Sergio Monjes, Francisco Del E et Facundo Teyo en font état, notamment en le montrant absorbé par des lectures relatant les atrocités perpétrées par des tueurs en série. Dès son enfance, Dennis Rader semble développer une obsession pour la violence et la domination. Il s’amuse d’ailleurs à torturer les animaux et à simuler des mises à mort, prenant un plaisir indicible à exercer son pouvoir sur les êtres vivants les plus vulnérables. Cet attrait naturel pour le mal annonçait déjà le cheminement criminel qui allait suivre.

En apparence, Dennis Rader était un homme ordinaire, marié, père de famille, et travaillant notamment en tant qu’installateur d’alarmes – ce qui lui permet de pénétrer chez les gens. En secret, derrière ce vernis tout ce qu’il y a de plus banal, se tapissait cependant un meurtrier sans pitié, qui prend plaisir à torturer et assassiner ses victimes. Le « BTK Killer », comme il se faisait appeler, a commis une série de meurtres sanglants dans les années 70, 80 et 90, échappant à la justice pendant de nombreuses années grâce à sa capacité à se fondre dans la société.

BTK l’annonce clairement, Dennis Rader était dual, dominé par un alter ego sanguinaire sur lequel il n’avait aucune prise. Dans l’album, il assène ainsi à l’auteur français Étienne Jallieu, venu l’interroger : « Vous êtes-vous demandé si j’étais capable de résister ? Et dans le cas contraire, ce qui me rendait à ce point dépendant au mal ? » Un autre trait caractéristique mérite un examen attentif. « BTK » était mortifié à l’idée que l’on taise ses exploits. Alors, il en assurait lui-même la publicité. Au fil du temps, l’obsession de Dennis Rader pour le meurtre et le pouvoir est devenue de plus en plus grande. Il s’amusait à laisser des indices et des messages trompeurs à la police, et prenait un certain plaisir à envoyer des lettres et des photos aux journalistes et aux inspecteurs.

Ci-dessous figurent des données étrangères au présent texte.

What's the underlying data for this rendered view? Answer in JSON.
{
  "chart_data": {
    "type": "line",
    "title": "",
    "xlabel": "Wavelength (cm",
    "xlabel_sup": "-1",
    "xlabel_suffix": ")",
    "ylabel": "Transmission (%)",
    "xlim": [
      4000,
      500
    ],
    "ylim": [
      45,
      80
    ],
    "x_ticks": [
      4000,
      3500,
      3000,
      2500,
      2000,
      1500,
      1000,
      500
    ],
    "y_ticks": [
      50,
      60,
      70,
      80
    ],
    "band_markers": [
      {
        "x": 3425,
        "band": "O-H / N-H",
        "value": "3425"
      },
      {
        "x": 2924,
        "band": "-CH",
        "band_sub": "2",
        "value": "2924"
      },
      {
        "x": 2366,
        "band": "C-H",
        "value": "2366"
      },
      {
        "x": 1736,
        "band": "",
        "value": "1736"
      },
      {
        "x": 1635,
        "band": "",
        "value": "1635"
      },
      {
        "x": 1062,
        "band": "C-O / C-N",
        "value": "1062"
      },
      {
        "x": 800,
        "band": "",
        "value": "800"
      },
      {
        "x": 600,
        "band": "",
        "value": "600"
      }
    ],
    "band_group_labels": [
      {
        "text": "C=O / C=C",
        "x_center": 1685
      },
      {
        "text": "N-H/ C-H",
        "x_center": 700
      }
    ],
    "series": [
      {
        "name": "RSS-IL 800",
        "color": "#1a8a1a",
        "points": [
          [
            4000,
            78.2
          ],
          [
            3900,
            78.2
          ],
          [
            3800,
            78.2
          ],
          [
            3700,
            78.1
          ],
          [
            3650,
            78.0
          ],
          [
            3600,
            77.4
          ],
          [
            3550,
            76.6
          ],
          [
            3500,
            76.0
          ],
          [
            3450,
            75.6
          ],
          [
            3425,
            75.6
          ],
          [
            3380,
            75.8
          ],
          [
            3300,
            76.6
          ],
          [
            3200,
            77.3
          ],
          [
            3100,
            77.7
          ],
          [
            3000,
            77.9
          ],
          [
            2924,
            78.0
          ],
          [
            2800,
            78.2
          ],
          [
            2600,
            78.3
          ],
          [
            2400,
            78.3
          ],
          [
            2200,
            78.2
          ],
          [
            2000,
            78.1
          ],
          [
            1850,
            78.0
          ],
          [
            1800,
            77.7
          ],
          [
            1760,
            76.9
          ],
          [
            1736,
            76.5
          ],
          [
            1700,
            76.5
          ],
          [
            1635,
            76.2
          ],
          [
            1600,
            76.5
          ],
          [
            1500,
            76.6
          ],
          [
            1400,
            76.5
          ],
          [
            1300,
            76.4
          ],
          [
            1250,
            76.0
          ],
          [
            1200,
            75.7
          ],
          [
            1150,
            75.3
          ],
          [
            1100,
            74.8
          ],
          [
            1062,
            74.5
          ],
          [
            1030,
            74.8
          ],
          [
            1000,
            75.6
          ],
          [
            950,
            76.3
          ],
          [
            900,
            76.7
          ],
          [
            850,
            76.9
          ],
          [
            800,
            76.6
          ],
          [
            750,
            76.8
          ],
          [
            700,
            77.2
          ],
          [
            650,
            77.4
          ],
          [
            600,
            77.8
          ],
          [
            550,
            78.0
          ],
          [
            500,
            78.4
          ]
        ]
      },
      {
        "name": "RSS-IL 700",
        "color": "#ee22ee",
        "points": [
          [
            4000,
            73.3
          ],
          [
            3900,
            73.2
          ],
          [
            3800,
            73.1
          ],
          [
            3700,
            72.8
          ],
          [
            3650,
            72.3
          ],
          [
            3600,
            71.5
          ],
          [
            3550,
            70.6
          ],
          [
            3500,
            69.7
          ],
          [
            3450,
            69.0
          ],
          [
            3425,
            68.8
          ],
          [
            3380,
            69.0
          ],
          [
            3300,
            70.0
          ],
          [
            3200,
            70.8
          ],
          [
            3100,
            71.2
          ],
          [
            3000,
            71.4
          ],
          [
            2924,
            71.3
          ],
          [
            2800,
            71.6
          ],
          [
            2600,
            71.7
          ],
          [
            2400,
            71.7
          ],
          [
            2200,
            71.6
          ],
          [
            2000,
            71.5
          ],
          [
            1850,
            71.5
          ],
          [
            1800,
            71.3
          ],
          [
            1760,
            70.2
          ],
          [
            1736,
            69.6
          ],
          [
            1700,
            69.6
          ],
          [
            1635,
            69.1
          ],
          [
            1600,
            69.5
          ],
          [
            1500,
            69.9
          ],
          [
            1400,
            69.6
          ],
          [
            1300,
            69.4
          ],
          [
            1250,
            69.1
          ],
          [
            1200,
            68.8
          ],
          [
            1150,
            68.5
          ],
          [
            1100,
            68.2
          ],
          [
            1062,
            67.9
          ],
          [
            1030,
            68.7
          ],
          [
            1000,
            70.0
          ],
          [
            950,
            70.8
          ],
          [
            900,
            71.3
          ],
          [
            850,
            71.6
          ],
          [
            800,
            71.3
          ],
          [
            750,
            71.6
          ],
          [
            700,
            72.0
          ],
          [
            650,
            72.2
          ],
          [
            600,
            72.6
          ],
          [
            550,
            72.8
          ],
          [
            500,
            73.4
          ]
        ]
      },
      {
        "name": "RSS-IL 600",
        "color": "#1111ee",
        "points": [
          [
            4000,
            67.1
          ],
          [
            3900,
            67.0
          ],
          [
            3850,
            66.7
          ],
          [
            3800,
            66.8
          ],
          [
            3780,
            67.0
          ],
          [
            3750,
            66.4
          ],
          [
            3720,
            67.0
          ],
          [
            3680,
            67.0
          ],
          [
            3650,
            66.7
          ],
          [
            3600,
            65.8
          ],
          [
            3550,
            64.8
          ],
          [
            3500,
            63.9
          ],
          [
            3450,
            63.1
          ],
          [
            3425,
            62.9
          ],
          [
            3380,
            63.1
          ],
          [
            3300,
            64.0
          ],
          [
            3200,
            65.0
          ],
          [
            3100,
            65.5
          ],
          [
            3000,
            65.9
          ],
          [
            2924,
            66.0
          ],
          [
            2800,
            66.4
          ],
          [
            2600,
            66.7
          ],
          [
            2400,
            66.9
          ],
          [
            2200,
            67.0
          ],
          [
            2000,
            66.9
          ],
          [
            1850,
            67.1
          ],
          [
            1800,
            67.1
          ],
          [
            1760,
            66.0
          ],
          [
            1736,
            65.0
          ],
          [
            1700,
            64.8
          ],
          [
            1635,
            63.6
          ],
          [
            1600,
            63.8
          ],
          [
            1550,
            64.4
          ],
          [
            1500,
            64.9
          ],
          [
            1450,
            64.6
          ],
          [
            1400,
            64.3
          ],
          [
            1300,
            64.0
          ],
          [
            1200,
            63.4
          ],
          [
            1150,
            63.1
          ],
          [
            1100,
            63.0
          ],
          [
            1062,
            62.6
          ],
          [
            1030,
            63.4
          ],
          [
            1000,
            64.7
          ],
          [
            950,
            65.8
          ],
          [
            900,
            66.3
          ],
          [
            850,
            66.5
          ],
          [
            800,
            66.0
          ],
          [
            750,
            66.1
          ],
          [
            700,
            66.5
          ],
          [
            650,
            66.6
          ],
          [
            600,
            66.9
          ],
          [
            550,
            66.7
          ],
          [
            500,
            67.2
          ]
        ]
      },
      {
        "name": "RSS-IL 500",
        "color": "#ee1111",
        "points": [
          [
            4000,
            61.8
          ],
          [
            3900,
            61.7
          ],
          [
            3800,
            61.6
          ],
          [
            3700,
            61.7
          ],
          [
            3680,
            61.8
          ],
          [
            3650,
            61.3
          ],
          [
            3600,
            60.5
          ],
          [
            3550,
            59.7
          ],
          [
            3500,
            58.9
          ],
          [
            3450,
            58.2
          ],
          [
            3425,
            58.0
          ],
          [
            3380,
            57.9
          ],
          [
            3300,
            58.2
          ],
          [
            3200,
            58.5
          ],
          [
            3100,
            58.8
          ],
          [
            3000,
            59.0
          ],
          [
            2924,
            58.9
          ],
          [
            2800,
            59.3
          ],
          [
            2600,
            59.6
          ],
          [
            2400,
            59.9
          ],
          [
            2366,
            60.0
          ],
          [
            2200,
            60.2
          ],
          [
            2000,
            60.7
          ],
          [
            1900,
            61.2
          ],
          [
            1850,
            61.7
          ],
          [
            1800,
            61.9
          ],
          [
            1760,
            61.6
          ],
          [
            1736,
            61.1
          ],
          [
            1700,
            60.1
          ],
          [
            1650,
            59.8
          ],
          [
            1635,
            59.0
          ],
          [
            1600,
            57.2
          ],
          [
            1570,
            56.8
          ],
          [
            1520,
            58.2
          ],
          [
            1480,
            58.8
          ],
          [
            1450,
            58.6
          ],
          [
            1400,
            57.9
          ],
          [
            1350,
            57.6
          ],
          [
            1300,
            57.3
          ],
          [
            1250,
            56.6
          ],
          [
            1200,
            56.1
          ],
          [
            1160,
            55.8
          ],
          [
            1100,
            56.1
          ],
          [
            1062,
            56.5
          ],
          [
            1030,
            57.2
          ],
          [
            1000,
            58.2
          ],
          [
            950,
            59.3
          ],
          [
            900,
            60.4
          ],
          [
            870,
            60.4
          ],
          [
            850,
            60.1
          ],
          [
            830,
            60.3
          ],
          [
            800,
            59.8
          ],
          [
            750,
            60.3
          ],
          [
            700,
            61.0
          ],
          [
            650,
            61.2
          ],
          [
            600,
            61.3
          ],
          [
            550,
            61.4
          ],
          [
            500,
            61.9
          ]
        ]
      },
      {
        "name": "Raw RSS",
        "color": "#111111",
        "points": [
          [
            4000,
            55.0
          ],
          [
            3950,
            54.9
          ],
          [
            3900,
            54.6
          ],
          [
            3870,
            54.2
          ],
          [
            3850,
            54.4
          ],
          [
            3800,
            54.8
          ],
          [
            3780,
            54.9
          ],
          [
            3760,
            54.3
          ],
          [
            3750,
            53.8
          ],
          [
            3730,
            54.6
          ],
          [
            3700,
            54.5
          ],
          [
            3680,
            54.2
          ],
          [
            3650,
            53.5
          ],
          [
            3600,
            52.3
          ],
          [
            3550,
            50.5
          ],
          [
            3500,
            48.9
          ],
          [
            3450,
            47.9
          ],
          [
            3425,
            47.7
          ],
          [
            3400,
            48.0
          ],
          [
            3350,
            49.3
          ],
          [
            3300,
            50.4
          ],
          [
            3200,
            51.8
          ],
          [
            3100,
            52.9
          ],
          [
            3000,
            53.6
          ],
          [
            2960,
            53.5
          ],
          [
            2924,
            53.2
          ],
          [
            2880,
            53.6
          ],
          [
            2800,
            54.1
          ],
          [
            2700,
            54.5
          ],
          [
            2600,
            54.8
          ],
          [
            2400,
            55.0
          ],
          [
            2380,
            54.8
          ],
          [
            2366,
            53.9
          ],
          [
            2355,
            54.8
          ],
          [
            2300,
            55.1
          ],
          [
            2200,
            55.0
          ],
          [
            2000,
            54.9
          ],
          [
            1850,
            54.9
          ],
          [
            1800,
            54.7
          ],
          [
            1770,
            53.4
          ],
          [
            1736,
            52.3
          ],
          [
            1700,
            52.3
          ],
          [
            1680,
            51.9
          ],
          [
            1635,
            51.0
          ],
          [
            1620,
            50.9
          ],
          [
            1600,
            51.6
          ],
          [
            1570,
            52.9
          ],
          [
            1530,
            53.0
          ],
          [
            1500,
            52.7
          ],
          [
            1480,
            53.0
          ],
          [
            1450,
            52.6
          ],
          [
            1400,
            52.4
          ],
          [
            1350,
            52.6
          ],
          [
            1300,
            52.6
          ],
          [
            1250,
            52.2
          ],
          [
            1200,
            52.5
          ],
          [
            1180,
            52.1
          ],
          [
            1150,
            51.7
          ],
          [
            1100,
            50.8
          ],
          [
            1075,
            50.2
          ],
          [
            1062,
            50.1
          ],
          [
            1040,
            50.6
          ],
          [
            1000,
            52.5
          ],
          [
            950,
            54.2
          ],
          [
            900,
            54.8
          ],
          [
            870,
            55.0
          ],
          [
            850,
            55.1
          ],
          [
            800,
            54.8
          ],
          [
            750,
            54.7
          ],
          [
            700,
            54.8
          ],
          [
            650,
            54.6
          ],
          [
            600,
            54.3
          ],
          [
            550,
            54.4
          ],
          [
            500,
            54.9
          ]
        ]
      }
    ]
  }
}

Situé quelque part entre Dexter Morgan, Norman Bates, Hannibal Lecter et Ed Gein, à la fois ordinaire, pluriel et méthodique, Dennis Rader établissait volontiers des classements des tueurs en série les plus performants. Il s’y voyait tout en haut, en compagnie de H. H. Holmes, son modèle et inspirateur. Les auteurs restituent très bien, dans un récit sépulcral et psychologisant, ce qui constitue l’étoffe de ce meurtrier et ce qui nourrit ses nombreuses obsessions, mais aussi l’abnégation qu’il a consacrée à ses crimes. Exemple parfait du criminel parvenant à dissimuler sa vraie nature derrière une façade de normalité, le « BTK Killer » a probablement échoué par péché d’orgueil, le besoin de reconnaissance – très bien exprimé dans l’album – l’emportant sur la nécessité de rester discret.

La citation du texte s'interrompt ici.